13. Automated Decision-Making
The Service includes AI-assisted features (for example, parsing uploaded safety data sheets, suggesting bills of materials). These features produce recommendations only. No decision that produces a legal or similarly significant effect on an individual is made solely by automated means within Agrovus ERP; a qualified human user always reviews and approves the outcome.
14. Changes to This Policy
We may update this policy from time to time. Every change is recorded in the Git history of docs/legal/privacy-policy.md. When a change is material, we will:
- Increment the Version field at the top of this document;
- Update the Effective Date;
- Require every user to re-accept the new version before continuing to use agrovus.app; and
- Notify active users via email where required by law.

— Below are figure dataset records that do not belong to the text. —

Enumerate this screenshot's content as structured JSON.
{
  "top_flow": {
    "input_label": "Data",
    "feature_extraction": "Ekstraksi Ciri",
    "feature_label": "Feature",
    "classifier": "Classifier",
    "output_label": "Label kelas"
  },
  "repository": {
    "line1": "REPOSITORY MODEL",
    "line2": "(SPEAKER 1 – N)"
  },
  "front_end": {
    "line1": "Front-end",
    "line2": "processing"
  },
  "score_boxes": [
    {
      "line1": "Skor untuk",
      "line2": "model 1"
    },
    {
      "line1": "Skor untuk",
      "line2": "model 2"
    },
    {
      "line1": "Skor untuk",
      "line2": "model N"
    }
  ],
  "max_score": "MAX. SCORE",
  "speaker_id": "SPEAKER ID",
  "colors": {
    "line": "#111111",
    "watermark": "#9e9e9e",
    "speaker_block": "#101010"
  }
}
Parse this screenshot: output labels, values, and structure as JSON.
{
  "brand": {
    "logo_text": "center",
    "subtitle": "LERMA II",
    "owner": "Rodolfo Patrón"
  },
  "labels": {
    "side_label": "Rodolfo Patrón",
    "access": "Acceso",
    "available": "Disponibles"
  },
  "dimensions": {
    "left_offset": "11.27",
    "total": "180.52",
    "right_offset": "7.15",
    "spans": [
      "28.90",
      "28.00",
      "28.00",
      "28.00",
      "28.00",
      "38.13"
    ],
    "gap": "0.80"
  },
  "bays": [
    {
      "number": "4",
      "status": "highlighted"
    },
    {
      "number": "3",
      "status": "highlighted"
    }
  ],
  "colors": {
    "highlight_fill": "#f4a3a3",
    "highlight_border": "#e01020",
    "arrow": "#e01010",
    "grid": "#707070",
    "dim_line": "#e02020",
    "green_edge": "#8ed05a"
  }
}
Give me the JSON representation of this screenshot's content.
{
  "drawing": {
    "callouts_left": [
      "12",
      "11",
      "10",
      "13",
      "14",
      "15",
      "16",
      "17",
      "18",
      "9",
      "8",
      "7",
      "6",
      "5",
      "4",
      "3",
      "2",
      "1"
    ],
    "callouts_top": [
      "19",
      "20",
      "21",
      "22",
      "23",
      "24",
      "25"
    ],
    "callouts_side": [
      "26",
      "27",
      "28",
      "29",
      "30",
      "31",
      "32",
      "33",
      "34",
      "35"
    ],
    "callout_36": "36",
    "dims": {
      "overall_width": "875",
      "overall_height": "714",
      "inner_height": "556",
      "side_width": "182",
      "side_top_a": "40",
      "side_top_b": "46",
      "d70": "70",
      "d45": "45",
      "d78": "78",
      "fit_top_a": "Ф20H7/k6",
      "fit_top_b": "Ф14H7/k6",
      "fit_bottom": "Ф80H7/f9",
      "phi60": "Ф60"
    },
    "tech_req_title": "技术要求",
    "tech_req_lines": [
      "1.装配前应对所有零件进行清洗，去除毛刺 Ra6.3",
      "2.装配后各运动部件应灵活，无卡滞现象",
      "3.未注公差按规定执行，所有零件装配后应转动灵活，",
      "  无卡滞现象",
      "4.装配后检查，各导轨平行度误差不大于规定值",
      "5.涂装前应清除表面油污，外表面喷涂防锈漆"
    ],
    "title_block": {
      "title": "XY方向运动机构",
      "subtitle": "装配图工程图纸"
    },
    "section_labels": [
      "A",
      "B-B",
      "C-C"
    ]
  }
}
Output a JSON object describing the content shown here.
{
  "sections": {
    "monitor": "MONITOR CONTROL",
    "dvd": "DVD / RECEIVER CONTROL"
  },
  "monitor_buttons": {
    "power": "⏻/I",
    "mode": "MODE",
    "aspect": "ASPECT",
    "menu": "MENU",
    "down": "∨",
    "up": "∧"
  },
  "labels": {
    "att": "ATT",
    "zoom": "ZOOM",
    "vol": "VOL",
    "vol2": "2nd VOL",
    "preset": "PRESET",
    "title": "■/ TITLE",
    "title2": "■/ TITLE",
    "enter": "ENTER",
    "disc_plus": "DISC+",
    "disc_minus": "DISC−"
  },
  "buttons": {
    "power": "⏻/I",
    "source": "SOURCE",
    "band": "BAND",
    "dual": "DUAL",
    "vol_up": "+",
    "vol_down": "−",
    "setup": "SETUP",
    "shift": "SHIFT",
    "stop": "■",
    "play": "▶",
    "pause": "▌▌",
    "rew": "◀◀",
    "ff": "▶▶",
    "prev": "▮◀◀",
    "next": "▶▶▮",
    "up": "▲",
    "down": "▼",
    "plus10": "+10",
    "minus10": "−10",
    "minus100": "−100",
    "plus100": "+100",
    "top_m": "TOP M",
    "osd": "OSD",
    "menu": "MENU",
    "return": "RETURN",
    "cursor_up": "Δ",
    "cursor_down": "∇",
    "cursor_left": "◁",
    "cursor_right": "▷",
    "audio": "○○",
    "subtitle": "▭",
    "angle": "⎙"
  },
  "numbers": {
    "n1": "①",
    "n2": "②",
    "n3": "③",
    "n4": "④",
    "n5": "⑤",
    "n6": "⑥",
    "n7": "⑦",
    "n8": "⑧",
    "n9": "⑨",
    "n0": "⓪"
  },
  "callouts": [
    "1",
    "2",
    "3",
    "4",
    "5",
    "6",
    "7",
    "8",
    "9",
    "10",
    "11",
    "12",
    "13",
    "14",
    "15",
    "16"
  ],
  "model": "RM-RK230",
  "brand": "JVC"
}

The policy version you accepted — together with the date, time, and the IP address from which you accepted it — is recorded in our systems and is available to you on request.
15. Contact
- Email: privacy@agrovus.com
- Postal: Agrovus — Data Protection Lead, 3800 Camp Creek Pkwy, Building 1400, Suite 116B #434, Atlanta, GA 30331
- Regulator (US): Federal Trade Commission — reportfraud.ftc.gov
- California residents: California Privacy Protection Agency — cppa.ca.gov
This policy is issued by Agrovus and is binding on all Agrovus entities operating the Service. The source of truth is the Git-tracked file docs/legal/privacy-policy.md in the Agrovus ERP repository.